Let's say a price is given by a Wiener process (random walk); innovation (individual moves of a stochastic variable) reveals about ~ log σ + c bits (log base 2) of information where σ is the standard deviation of the Gaussian (normal) distribution and c ~ 2 bits is a constant. Let's say prices are updated every minute during during normal working hours over the course of a year. That would be ~ 120000 (log σ + c) bits of information (if σ = 1, this is 246,000 bits or 31 kB of data).
How much channel capacity does Sims find we humans devote to following, say, interest rates if we're assumed to be rationally adjusting to changes? Twenty-four bits over the course of a year. Effectively two coin flips a month (an audience member couches this as yes/no, up/down). That is a large amount of information loss!
Let me now draw a picture combining Sims results with  above.
On the left side, we have the impossibility of compressing the complex multidimensional system of the bond market (including macro conditions, central bank actions, and expectations) into a single number drawn from a one-dimensional distribution. That is the information aggregation problem. Sims work shows that on the right side, agents only respond rationally to a few bits of that single-dimensional distribution per month -- itself already a massive simplification of the real world. That is the "rational inattention" problem.
One solution to this is that agents get their information from other places: models of how the economy works, research on fundamentals, or gut feelings. However this means the price is just a small part of the market information aggregation and dissemination process.

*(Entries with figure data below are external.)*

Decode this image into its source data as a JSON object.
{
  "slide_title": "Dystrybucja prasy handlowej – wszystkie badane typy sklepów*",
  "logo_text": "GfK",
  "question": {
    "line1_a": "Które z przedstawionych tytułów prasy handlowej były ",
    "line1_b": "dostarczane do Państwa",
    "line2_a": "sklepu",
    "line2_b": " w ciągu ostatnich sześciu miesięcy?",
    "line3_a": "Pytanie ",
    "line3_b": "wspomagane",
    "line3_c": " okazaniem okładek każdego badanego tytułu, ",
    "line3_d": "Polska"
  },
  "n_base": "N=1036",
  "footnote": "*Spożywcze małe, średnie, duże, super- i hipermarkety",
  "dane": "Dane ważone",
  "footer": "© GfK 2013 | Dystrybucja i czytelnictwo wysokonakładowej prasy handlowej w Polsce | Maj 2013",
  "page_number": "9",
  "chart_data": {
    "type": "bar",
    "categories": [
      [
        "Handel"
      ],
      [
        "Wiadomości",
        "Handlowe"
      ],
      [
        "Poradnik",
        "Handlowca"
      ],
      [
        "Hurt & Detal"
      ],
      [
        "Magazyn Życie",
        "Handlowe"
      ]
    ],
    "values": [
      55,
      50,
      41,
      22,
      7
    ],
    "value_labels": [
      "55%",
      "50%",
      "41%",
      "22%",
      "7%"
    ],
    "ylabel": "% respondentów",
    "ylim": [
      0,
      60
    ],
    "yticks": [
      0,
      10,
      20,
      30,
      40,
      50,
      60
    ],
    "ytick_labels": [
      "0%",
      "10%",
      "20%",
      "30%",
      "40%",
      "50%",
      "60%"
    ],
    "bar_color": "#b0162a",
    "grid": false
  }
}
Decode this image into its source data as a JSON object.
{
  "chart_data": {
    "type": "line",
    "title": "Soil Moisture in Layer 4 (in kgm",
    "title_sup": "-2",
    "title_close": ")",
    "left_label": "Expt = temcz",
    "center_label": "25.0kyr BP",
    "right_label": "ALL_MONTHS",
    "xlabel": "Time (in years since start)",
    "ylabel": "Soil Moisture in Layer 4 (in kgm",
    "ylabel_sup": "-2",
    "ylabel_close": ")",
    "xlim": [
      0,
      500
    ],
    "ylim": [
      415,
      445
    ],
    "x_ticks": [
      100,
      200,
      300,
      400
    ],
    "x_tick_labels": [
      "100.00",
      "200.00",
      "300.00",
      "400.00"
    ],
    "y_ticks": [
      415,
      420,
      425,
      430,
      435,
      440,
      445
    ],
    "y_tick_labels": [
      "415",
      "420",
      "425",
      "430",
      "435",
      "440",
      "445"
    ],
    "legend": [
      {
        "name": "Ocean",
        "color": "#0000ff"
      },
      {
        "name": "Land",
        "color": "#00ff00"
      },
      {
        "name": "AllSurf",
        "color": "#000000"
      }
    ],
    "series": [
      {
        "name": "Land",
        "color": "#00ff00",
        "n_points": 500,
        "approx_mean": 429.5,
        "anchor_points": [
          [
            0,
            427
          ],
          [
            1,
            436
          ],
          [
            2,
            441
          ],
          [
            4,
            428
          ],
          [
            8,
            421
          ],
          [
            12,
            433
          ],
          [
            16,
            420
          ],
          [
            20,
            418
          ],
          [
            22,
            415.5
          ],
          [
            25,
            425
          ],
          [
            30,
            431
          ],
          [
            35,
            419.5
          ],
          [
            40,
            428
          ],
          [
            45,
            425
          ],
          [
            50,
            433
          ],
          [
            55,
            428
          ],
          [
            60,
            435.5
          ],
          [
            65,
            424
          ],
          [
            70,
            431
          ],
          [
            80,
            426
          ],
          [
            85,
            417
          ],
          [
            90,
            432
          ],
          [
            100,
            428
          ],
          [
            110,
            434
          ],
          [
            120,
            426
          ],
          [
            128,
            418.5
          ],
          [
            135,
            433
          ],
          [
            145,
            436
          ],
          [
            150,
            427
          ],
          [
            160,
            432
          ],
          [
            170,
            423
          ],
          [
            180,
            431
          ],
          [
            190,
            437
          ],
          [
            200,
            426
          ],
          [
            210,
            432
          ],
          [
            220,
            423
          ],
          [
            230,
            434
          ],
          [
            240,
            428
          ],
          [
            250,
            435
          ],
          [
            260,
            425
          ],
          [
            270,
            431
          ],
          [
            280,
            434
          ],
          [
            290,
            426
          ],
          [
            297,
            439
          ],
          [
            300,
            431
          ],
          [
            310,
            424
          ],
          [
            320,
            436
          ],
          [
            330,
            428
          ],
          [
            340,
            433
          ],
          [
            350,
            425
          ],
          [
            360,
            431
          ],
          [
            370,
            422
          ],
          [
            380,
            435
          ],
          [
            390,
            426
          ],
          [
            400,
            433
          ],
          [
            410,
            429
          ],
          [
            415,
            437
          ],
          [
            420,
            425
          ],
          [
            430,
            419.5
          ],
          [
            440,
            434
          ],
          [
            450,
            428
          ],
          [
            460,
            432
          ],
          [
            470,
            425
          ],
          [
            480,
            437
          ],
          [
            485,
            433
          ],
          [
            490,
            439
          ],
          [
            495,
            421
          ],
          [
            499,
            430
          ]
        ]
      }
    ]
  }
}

Another solution -- one that I have proposed in  above -- is that this way of looking at the price mechanism is incorrect. Prices aren't part of the information channel; they just measure information flowing through it. Humans aren't rational economic agents; they're complex explorers of the economic state space. The distributions of agents' economic actions match up with the distribution of changes in the economy** -- the distributions are in information equilibrium. Here is the picture:
Now it might not be that humans are totally random. Maybe just the majority of bits of information can be treated as random actions (algorithmic randomness) with respect to price changes. As Sims shows, agents respond to a few bits of price information as rational economic agents. But those few bits might well be the problem. If agents respond rationally to a price signal, many agents will respond in the same way. Sims' "few bits" represent correlated information among agents. And correlated actions of agents (e.g. panic in a financial crisis) and the resulting entropy loss may be what is behind recessions.
In a way, I think Sims' work is a measurement of how good an approximation information equilibrium is.
** I hope this is obvious. All changes in the economy are the aggregation of economic changes (actions, decisions) made by agents.